Viewed in the general light of their pacific industries, the Seri are, accordingly, among the most primitive of known tribes; their technic is in harmony with their esthetic, and also with their somatic and tribal characteristics, in attesting a lowly plane of development; while their industries, like their other demotic features, are essentially autochthonous.
WARFARE
Something is known of Seri warfare through the history of the centuries since 1540, and especially through the bloody episodes of the Encinas régime and the occasional outbreaks of the last decade or two. The available data clearly indicate that the warfare of the tribe complements their pacific industries in every essential respect.
As befits their primitive character, warfare has played an important role in the history of the folk, forming, indeed, one of the chief factors in determining the course of tribal development.
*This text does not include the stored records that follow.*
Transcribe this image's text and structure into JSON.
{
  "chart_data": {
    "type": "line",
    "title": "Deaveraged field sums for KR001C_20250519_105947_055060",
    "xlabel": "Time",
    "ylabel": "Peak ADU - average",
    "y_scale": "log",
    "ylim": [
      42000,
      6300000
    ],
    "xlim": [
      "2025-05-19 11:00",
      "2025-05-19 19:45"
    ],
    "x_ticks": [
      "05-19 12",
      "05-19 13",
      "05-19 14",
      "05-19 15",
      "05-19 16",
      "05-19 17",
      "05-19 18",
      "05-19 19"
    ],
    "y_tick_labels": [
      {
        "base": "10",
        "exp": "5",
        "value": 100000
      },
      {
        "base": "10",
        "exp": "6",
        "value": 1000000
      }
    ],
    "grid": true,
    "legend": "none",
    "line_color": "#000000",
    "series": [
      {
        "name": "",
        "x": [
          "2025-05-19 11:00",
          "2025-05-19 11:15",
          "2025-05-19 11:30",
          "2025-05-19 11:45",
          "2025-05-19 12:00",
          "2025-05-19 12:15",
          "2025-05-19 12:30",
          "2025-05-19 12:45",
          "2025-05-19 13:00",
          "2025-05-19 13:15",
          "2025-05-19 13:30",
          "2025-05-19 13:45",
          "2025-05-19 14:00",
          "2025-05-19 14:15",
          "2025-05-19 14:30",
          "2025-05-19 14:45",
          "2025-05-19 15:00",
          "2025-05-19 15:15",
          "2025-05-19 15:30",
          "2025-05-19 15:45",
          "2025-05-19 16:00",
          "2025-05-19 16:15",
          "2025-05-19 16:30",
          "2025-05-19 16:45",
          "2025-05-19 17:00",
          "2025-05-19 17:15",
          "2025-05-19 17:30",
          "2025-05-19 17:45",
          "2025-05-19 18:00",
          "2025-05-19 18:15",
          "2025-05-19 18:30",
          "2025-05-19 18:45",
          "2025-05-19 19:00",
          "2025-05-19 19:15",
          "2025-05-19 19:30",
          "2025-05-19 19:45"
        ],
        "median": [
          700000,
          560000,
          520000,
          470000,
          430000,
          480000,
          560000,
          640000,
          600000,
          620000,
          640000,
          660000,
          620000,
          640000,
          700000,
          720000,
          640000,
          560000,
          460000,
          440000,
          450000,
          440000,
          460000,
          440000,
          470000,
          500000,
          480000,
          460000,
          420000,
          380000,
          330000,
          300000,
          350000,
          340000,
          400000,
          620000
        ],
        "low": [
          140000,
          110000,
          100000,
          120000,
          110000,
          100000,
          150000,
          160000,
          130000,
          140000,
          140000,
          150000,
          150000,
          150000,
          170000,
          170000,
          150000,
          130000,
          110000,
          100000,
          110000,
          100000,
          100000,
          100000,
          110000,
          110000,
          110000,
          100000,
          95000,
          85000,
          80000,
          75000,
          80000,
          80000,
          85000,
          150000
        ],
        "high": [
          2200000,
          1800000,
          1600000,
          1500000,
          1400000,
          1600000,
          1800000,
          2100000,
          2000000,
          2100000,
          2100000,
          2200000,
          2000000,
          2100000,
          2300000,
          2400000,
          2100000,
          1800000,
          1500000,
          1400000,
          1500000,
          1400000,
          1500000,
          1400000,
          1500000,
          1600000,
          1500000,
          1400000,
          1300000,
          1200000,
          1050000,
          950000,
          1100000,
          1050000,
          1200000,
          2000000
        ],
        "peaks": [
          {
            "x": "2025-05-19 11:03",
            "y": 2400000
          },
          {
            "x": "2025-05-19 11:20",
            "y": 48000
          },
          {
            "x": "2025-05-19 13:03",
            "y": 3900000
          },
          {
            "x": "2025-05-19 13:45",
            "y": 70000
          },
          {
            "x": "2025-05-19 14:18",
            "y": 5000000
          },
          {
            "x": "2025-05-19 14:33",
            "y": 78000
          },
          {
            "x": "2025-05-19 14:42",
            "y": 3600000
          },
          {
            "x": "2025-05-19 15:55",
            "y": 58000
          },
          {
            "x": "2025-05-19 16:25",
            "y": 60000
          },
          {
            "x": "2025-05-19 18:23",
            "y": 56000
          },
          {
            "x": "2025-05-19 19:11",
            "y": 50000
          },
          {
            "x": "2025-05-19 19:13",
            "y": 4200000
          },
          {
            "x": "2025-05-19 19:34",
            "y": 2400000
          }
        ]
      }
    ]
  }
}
There is no means of estimating the losses suffered and occasioned in warfare with the neighboring tribes during either prehistoric or historic times; but the indications are that they were much greater than the losses connected with Caucasian contact. Neither is it practicable to estimate reliably the fatalities attending the interminable conflicts with the Spanish invaders and their descendants, though it is safe to say that the Seri losses in strife against Spaniards and Mexicans aggregate many hundred, and that the correlative loss on the part of their enemies reaches several score, if not some hundred, lives. Few if any other aboriginal tribes of America have had so sanguinary a history as the Seri, and none other has at once so long and so bloody a record.